Donald Trump. Picture: REUTERS
Donald Trump. Picture: REUTERS

It’s not a comfortable feeling to be caught naked when the tide goes out. And so it is when the prospect of a currency war between the US and China becomes increasingly likely.

The bad-tempered and unchecked rhetoric that streams from President Donald Trump’s Twitter account has already had a messy effect on global markets: a sell-off of emerging market currencies; a flight to bonds in stable countries like Germany and, er, Greece; and the dumping of commodities that rely on brisk trade and economic growth, like copper and iron ore. The hope is that markets will settle, Trump will be walked into line, and China won’t retaliate with more trade tariffs of its own.
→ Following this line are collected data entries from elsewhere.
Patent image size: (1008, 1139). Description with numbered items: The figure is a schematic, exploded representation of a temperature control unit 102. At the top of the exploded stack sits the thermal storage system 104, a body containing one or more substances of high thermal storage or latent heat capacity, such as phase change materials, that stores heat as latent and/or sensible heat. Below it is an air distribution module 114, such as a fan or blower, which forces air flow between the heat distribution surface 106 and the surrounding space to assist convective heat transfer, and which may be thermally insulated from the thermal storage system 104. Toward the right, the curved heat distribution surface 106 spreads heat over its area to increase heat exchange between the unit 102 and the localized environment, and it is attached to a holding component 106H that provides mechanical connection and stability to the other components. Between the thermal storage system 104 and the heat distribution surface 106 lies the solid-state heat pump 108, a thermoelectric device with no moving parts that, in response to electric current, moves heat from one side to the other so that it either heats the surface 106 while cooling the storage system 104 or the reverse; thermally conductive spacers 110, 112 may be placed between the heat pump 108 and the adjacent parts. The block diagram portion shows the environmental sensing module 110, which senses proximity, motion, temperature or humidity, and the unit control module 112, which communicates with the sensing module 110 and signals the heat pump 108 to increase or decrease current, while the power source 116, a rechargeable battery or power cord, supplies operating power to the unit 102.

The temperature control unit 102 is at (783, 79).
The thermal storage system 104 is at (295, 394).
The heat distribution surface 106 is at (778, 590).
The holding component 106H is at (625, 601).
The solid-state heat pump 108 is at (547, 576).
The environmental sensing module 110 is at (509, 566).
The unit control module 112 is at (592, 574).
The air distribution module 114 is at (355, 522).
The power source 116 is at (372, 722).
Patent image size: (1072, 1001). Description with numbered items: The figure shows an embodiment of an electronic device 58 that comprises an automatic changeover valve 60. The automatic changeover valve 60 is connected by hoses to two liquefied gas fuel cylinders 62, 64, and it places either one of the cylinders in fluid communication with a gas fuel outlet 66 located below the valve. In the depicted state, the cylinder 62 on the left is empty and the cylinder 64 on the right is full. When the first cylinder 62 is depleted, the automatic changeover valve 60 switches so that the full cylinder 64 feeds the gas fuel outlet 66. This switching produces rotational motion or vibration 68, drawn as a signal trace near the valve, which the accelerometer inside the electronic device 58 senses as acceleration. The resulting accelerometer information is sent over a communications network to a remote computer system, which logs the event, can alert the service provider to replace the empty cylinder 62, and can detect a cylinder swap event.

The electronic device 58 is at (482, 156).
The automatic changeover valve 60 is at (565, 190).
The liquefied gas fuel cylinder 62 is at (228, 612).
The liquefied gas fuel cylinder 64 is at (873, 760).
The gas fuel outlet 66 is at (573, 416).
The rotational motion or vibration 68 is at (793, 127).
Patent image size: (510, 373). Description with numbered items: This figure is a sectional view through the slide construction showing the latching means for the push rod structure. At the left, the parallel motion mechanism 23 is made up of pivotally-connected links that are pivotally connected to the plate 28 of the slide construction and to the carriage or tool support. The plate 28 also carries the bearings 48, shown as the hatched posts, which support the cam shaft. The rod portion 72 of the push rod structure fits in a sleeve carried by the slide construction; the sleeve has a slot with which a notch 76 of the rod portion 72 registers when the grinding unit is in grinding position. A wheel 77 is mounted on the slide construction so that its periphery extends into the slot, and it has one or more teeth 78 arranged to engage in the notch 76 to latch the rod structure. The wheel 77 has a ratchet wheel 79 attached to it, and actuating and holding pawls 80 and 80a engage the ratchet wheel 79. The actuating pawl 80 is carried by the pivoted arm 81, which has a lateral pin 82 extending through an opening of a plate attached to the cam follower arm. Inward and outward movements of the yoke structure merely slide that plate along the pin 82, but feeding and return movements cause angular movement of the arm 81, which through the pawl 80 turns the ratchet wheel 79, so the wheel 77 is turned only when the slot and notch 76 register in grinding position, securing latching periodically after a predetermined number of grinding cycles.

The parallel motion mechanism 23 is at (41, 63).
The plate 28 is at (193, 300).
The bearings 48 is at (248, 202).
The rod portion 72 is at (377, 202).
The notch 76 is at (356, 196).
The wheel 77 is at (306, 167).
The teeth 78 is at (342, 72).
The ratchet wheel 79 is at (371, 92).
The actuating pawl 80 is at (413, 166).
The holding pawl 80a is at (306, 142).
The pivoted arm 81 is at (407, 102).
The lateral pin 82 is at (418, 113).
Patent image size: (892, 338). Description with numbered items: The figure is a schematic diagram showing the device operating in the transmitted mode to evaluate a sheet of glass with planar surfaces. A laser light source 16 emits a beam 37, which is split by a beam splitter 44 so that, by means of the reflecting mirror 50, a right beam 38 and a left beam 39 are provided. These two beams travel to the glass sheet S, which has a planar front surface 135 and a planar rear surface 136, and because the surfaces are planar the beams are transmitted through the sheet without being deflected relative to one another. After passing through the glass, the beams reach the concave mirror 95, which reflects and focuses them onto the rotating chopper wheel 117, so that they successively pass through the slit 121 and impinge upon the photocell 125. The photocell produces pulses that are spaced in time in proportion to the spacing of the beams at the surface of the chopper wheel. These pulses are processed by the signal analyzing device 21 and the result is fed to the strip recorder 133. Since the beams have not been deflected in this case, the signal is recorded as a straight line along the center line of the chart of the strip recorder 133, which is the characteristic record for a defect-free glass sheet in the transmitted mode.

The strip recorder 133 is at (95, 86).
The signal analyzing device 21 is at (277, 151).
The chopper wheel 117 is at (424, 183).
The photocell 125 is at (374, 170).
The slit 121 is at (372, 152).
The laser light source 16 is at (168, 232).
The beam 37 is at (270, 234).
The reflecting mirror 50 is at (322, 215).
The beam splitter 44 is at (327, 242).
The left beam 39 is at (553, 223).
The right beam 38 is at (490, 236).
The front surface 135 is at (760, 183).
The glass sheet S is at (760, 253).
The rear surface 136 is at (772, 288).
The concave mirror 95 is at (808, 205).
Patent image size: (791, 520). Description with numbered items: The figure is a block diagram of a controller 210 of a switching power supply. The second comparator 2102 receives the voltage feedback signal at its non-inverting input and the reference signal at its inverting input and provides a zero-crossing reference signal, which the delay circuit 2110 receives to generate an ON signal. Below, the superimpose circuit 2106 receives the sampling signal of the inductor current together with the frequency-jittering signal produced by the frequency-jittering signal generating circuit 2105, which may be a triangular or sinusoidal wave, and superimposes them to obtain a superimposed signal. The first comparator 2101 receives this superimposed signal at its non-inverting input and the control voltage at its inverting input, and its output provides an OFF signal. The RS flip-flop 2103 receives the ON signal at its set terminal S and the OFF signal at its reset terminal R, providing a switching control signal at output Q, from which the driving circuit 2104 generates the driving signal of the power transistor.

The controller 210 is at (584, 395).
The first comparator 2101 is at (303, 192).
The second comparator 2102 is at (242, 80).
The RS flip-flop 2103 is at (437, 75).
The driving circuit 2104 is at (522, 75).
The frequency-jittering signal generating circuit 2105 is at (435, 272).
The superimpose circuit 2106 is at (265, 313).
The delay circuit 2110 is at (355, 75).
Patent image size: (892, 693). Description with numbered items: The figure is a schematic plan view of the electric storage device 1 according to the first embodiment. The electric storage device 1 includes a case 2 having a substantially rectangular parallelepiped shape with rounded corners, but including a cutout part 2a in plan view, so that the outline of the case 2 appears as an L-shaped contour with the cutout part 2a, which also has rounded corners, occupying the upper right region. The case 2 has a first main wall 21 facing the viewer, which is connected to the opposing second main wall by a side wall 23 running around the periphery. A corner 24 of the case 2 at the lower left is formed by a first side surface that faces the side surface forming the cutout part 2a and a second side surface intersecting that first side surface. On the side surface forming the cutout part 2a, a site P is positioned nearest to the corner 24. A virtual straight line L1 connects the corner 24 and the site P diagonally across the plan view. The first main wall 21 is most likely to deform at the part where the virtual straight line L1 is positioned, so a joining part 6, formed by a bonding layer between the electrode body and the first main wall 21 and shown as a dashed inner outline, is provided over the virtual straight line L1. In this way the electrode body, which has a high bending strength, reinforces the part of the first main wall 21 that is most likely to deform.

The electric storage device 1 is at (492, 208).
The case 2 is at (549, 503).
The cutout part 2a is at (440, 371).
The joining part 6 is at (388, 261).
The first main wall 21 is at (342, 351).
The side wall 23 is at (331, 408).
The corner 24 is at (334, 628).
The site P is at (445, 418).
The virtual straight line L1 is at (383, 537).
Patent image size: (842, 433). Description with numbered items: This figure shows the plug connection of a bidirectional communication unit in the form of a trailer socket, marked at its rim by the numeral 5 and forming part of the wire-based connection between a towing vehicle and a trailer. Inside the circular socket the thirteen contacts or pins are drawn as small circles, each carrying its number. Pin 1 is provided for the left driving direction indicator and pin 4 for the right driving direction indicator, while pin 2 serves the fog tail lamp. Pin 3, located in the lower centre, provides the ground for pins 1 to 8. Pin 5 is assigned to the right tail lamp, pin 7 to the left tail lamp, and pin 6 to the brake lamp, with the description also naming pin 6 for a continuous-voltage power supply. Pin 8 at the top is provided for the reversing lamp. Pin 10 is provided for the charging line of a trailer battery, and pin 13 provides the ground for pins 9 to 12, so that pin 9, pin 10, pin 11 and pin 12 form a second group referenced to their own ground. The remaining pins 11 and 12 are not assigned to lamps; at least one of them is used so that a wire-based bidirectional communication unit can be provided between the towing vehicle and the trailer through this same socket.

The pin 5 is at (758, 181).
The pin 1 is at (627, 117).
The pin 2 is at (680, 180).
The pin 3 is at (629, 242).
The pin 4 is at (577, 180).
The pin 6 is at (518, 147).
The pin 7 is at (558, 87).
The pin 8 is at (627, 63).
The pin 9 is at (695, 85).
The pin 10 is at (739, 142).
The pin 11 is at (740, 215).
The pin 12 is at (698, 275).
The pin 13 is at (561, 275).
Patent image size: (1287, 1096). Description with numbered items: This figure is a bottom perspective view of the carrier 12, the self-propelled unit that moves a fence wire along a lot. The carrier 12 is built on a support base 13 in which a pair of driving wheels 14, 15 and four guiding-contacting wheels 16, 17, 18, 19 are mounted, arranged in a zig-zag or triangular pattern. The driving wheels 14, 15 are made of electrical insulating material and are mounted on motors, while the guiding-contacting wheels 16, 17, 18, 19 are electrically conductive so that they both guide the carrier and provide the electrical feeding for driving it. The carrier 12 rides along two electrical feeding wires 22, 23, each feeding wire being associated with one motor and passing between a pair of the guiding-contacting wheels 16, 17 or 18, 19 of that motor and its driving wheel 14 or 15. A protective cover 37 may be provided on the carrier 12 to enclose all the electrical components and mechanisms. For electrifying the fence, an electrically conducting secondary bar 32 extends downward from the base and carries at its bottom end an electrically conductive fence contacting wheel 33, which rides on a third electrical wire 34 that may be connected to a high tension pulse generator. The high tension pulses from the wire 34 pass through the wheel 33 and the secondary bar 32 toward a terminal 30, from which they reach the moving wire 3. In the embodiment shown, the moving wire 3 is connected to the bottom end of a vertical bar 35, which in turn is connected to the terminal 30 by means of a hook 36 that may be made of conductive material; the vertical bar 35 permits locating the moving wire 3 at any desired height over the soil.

The problem is that a repeated assault on market confidence is especially hard on countries whose economic fundamentals are parlous to begin with, such as SA. We are an exporting nation, reliant on base metals like iron ore and coal. Increasingly, too, we are reliant on others to buy our rapidly rising debt.

SA has to borrow to fund a profligate state that has shown no inclination to cut costs. But as the appetite for risk diminishes, so too does the money flowing to our shores. While no-one benefits from a trade war, a country with major debt and unemployment will be hard hit. Let’s hope that, in the case of the US vs the rest, the adults step in soon.